Royal Ballet: Bernstein Centenary review – McGregor and Wheeldon at the top of their game


There’s a kinetic kick and theatrical flair to Leonard Bernstein’s dance scores that have, rightly, made them beloved by choreographers. Yet the composer suspected that every piece he wrote was “theatre music in some way”, and one of the revelations of the Royal Ballet’s all–Bernstein programme is just how deep the dance impulse lay in the concert scores, as well as in the familiar full-throttled works such as West Side Story and Fancy Free.

The first revelation of the evening is Yugen, Wayne McGregor’s setting of the earthy, ethereal masterpiece Chichester Psalms. Composed in 1965, the score is a startlingly eclectic fusion of Hebrew text, Christian choral tradition and Broadway jazz. While it might seem an unlikely choice for so secular and scientific a choreographer as McGregor, the result is one of the most beautifully achieved dances of his career.

There’s a pure drama of contrasts in the opening moments that remind me of McGregor’s Chroma. Eleven dancers stand silent and silhouetted within the luminous spaces of Edmund de Waal’s set, and the world seems to hold its breath before the first notes of the music blast through it. McGregor’s choreography is expertly musical, seeking out the lyricism of Bernstein’s melodies in long, floating lines, and riding its energies in such cleverly massed configurations that his modest ensemble can look like a tribe.

As the work unfolds we identify Calvin Richardson as its central figure – a wanderer in exile, seeking faith and consolation – with Federico Bonelli and Sarah Lamb as his supporting companions. McGregor expertly conveys emotions as much through the movement’s dynamics as its figurative imagery: the eerie beauty of the lone treble chorister singing Psalm 23 is made touchingly human by the questioning, quivering tension in Richardson’s own solo. When he’s joined by Lamb and Bonelli for Psalm 131 (“Surely I have calmed and quieted myself”), it’s the space between the dancers that speaks as eloquently as their gently interlacing moves. 

There’s a cleverly sustained line of narrative, too, in Corybantic Games, Christopher Wheeldon’s setting of Serenade. But rather than referencing the text that inspired Bernstein’s music – Plato’s Symposium on Love – Wheeldon conjures a more generic classical world of athletes, acolytes and lovers, presided over by Tierney Heap as an Amazonian goddess.

Dressed by fashion designer Erdem in an elegant if slightly fussy fusion of 1950s corsetry and Greek drapery, and framed by the abstract temple architecture of Jean-Marc Puissant’s set, the cast take on the colours and qualities of the music as it moves from the burnished, magisterial first movement to the joyous hurtling virtuosity of Marcelino Sambéand Mayara Magri’s duet to the exquisite drowse of the fourth movement, lit by Peter Mumford to the blue of a Mediterranean twilight. Finally, in a Dionysiac finale, a regally implacable Heap whips the entire cast through a cascade of showstopping, kaleidoscopic configuration.

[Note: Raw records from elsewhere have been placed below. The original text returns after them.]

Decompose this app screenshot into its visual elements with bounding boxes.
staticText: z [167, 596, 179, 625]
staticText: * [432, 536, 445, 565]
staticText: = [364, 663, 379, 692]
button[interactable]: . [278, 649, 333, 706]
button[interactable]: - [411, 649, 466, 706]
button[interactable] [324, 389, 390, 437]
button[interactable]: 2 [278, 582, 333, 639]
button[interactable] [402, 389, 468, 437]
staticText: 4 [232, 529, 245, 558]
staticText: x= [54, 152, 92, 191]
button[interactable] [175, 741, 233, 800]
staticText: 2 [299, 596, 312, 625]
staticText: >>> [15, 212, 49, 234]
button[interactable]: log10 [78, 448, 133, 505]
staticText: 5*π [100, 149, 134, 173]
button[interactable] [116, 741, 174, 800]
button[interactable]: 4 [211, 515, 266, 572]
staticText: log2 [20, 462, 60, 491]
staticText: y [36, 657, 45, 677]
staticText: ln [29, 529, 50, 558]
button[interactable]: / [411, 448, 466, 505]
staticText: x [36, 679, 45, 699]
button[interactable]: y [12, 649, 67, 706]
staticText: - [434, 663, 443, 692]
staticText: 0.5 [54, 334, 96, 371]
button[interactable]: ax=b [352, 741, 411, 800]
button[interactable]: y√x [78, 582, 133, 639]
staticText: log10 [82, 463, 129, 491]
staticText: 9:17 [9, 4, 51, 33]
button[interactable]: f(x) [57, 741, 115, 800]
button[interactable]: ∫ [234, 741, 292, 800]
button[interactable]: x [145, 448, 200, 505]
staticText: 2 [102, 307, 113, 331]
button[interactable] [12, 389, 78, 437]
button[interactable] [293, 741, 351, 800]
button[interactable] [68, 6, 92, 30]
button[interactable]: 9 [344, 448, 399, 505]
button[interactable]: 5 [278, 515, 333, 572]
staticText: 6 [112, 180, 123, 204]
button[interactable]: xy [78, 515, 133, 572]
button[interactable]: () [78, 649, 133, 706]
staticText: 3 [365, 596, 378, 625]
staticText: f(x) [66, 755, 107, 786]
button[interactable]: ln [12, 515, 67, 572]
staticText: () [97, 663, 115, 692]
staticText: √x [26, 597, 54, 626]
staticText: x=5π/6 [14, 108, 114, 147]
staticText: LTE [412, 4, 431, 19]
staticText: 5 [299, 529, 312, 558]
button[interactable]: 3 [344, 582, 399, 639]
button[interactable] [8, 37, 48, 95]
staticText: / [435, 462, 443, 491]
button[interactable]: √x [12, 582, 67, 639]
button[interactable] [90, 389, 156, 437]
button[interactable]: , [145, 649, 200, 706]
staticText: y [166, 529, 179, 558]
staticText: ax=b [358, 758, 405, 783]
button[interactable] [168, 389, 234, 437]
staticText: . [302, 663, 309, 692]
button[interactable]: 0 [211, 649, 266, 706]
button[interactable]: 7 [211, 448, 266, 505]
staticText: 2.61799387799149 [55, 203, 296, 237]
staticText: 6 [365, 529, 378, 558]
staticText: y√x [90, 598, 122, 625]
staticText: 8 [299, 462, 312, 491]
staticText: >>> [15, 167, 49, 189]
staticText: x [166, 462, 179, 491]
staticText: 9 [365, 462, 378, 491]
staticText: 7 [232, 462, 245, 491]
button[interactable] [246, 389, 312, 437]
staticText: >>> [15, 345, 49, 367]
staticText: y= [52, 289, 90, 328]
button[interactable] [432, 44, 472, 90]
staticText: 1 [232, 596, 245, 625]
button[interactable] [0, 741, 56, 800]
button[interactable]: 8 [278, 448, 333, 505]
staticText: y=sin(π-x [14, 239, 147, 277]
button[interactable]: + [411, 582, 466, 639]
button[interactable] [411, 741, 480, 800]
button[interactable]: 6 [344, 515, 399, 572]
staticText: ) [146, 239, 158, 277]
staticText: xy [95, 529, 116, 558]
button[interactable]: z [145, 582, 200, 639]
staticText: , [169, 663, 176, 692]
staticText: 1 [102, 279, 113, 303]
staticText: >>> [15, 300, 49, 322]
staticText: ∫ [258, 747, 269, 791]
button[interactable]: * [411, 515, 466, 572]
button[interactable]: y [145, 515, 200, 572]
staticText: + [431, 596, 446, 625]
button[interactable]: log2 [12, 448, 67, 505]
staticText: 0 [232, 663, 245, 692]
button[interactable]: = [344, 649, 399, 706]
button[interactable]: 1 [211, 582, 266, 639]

Like McGregor, Wheeldon is working at the top of his game, and it’s tough for Liam Scarlett that his own contribution, a revival of his 2014 work The Age of Anxiety, comes sandwiched between the two of them. It is beautifully designed and danced but apart from the role of Quant, delicately and touching performed by Bennet Gartside, it feels more like a pastiche than poetry.